Coding agents are becoming a material operating expense, but many companies still cannot determine which teams or products are generating the bill. Finout is adding that missing financial layer.
What happened
The cloud-cost-management startup launched an integration that converts OpenAI Codex Enterprise usage credits into dollar costs based on each customer’s contract.
Companies can allocate spending by employee, engineering team, product, model and reasoning level. They can also combine Codex costs with usage from Anthropic, Cursor, other OpenAI services and major cloud providers.
The read-only integration pulls usage information through the Codex Analytics API and does not access customer prompts or source code. It can alert teams when changes such as using higher reasoning settings create unexpected increases in cost.

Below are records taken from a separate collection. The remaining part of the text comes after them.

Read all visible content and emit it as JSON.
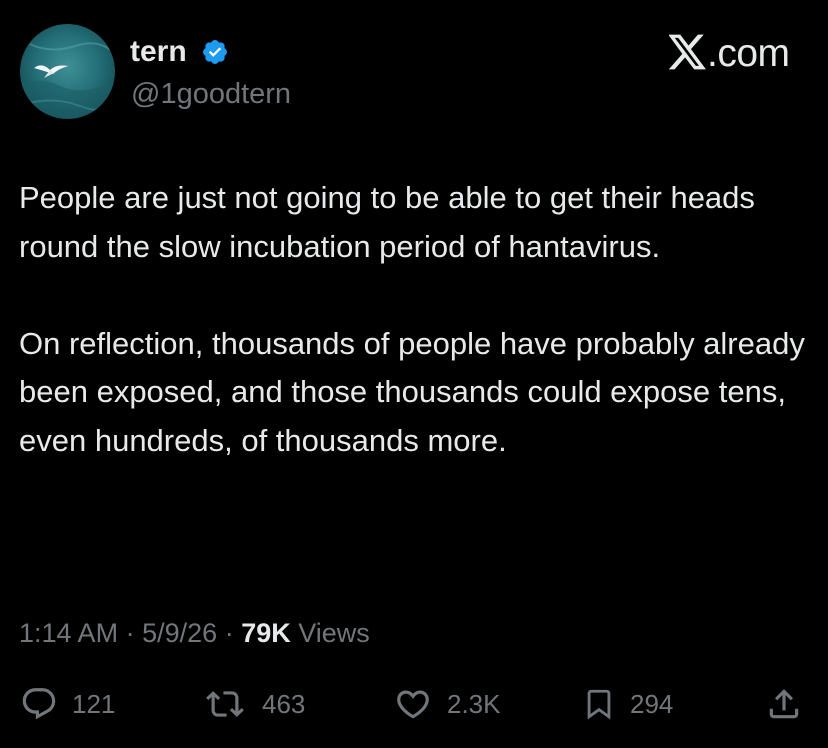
{
  "author": {
    "display_name": "tern",
    "handle": "@1goodtern",
    "verified": true,
    "avatar_icon": "seabird-over-water-avatar"
  },
  "brand": {
    "x_glyph": "𝕏",
    "domain_suffix": ".com"
  },
  "tweet": {
    "paragraphs": [
      "People are just not going to be able to get their heads round the slow incubation period of hantavirus.",
      "On reflection, thousands of people have probably already been exposed, and those thousands could expose tens, even hundreds, of thousands more."
    ]
  },
  "meta": {
    "time": "1:14 AM",
    "separator": "·",
    "date": "5/9/26",
    "views_count": "79K",
    "views_label": "Views"
  },
  "actions": {
    "replies": "121",
    "reposts": "463",
    "likes": "2.3K",
    "bookmarks": "294"
  },
  "colors": {
    "background": "#000000",
    "text_primary": "#e7e9ea",
    "text_secondary": "#71767b",
    "verified_blue": "#1d9bf0"
  }
}
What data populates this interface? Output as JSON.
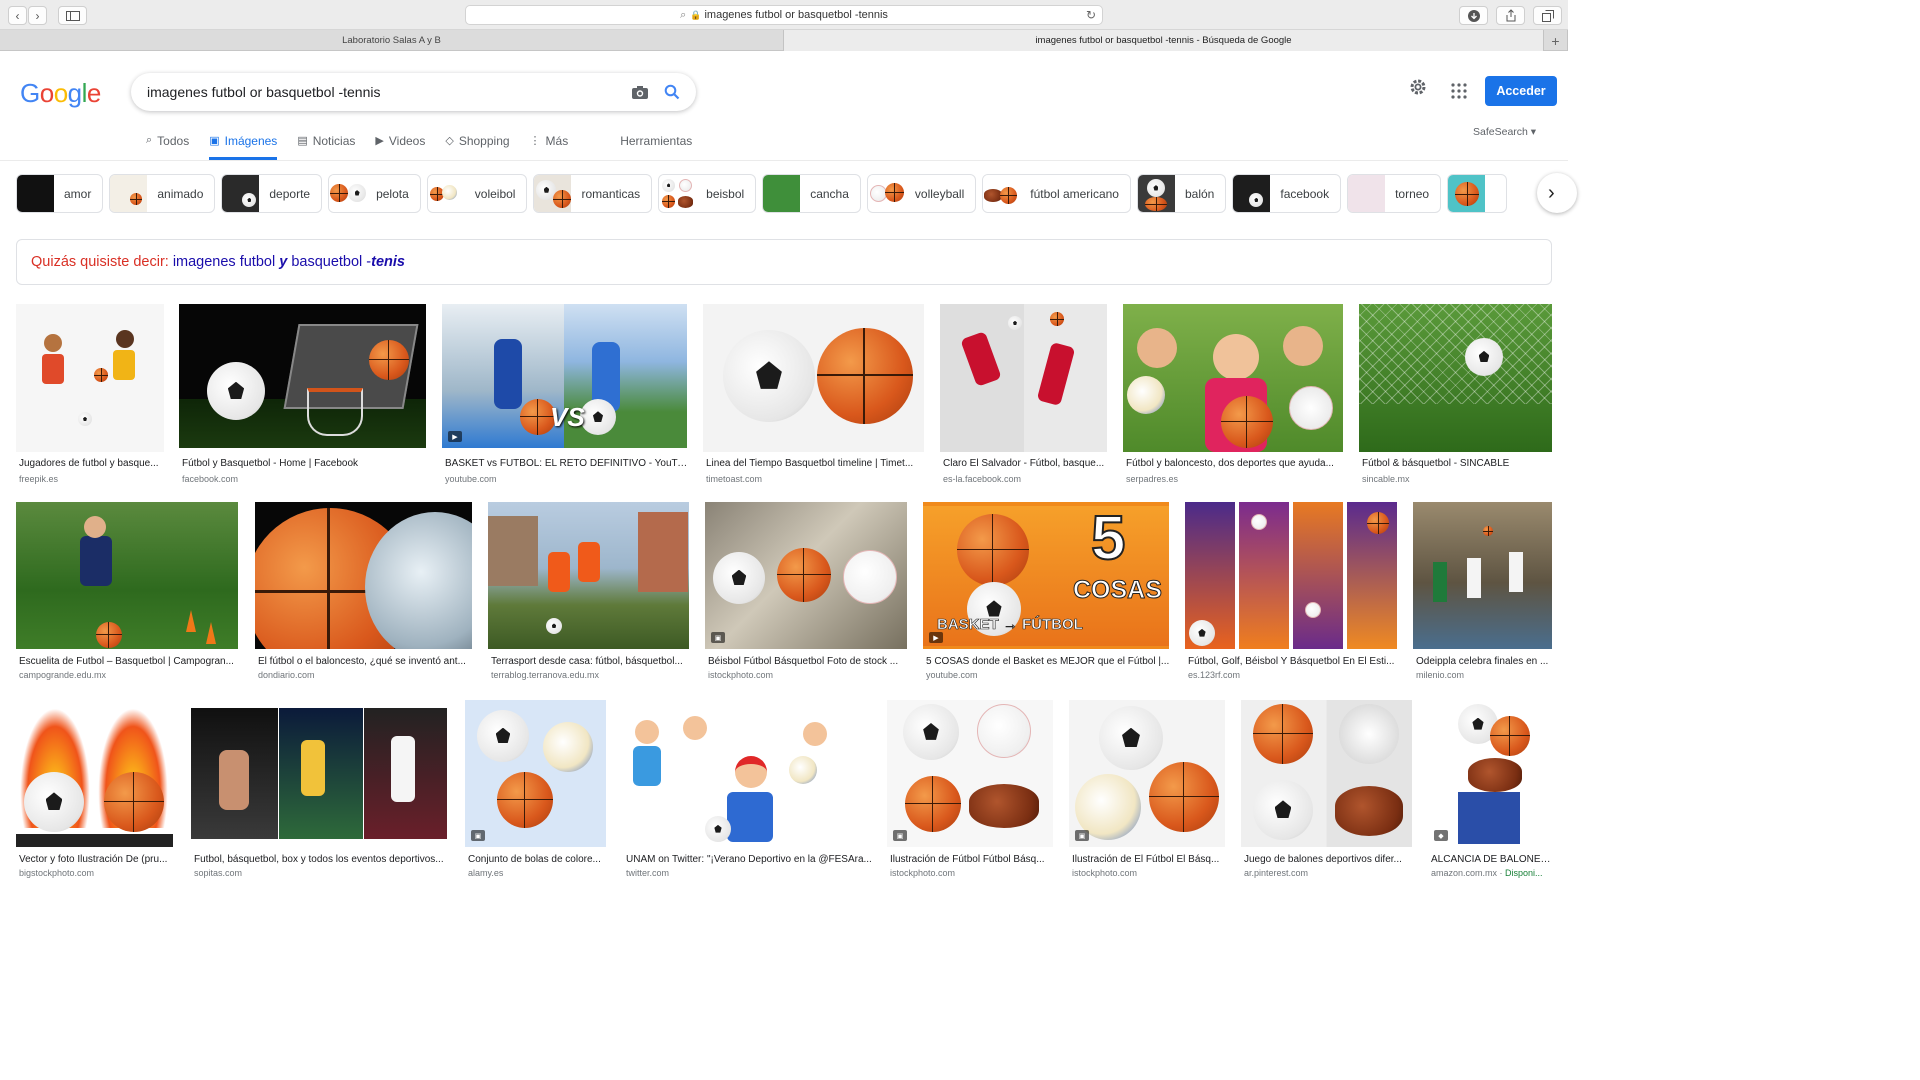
{
  "browser": {
    "address": "imagenes futbol or basquetbol -tennis",
    "tabs": [
      {
        "label": "Laboratorio Salas A y B"
      },
      {
        "label": "imagenes futbol or basquetbol -tennis - Búsqueda de Google"
      }
    ]
  },
  "google": {
    "logo": "Google",
    "query": "imagenes futbol or basquetbol -tennis",
    "signin": "Acceder",
    "safesearch": "SafeSearch ▾",
    "nav": [
      {
        "label": "Todos",
        "icon": "search-icon"
      },
      {
        "label": "Imágenes",
        "icon": "image-icon"
      },
      {
        "label": "Noticias",
        "icon": "news-icon"
      },
      {
        "label": "Videos",
        "icon": "play-icon"
      },
      {
        "label": "Shopping",
        "icon": "tag-icon"
      },
      {
        "label": "Más",
        "icon": "more-icon"
      },
      {
        "label": "Herramientas",
        "icon": ""
      }
    ]
  },
  "chips": [
    "amor",
    "animado",
    "deporte",
    "pelota",
    "voleibol",
    "romanticas",
    "beisbol",
    "cancha",
    "volleyball",
    "fútbol americano",
    "balón",
    "facebook",
    "torneo",
    ""
  ],
  "didyoumean": {
    "label": "Quizás quisiste decir:",
    "part1": "imagenes futbol ",
    "bold1": "y",
    "part2": " basquetbol -",
    "bold2": "tenis"
  },
  "results": [
    {
      "title": "Jugadores de futbol y basque...",
      "source": "freepik.es"
    },
    {
      "title": "Fútbol y Basquetbol - Home | Facebook",
      "source": "facebook.com"
    },
    {
      "title": "BASKET vs FUTBOL: EL RETO DEFINITIVO - YouTube",
      "source": "youtube.com"
    },
    {
      "title": "Linea del Tiempo Basquetbol timeline | Timet...",
      "source": "timetoast.com"
    },
    {
      "title": "Claro El Salvador - Fútbol, basque...",
      "source": "es-la.facebook.com"
    },
    {
      "title": "Fútbol y baloncesto, dos deportes que ayuda...",
      "source": "serpadres.es"
    },
    {
      "title": "Fútbol & básquetbol - SINCABLE",
      "source": "sincable.mx"
    },
    {
      "title": "Escuelita de Futbol – Basquetbol | Campogran...",
      "source": "campogrande.edu.mx"
    },
    {
      "title": "El fútbol o el baloncesto, ¿qué se inventó ant...",
      "source": "dondiario.com"
    },
    {
      "title": "Terrasport desde casa: fútbol, básquetbol...",
      "source": "terrablog.terranova.edu.mx"
    },
    {
      "title": "Béisbol Fútbol Básquetbol Foto de stock ...",
      "source": "istockphoto.com"
    },
    {
      "title": "5 COSAS donde el Basket es MEJOR que el Fútbol |...",
      "source": "youtube.com"
    },
    {
      "title": "Fútbol, Golf, Béisbol Y Básquetbol En El Esti...",
      "source": "es.123rf.com"
    },
    {
      "title": "Odeipplа celebra finales en ...",
      "source": "milenio.com"
    },
    {
      "title": "Vector y foto Ilustración De (pru...",
      "source": "bigstockphoto.com"
    },
    {
      "title": "Futbol, básquetbol, box y todos los eventos deportivos...",
      "source": "sopitas.com"
    },
    {
      "title": "Conjunto de bolas de colore...",
      "source": "alamy.es"
    },
    {
      "title": "UNAM on Twitter: \"¡Verano Deportivo en la @FESAra...",
      "source": "twitter.com"
    },
    {
      "title": "Ilustración de Fútbol Fútbol Básq...",
      "source": "istockphoto.com"
    },
    {
      "title": "Ilustración de El Fútbol El Básq...",
      "source": "istockphoto.com"
    },
    {
      "title": "Juego de balones deportivos difer...",
      "source": "ar.pinterest.com"
    },
    {
      "title": "ALCANCIA DE BALONES...",
      "source": "amazon.com.mx",
      "badge": "Disponi..."
    }
  ],
  "overlays": {
    "cosas_big": "5",
    "cosas_word": "COSAS",
    "cosas_banner": "BASKET → FÚTBOL",
    "vs": "VS"
  }
}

Finout describes the product as the first native FinOps integration of its kind, but that competitive claim has not been independently verified.
Why it matters
AI coding tools are changing software economics. An engineer’s effective cost can now include substantial model usage, especially when agents run long tasks or operate with high reasoning settings.
Finance and engineering leaders need to connect that spending with actual output, such as products, pull requests or customer features.
The bigger picture
AI-cost observability could become a new software category alongside traditional cloud FinOps. The most valuable platforms will not merely report a bill; they will help companies understand which workloads create value and where cheaper models or workflow changes can reduce spending.
Finout’s opportunity depends on agent usage becoming large and complex enough that companies need an independent management layer rather than the dashboards supplied by model vendors.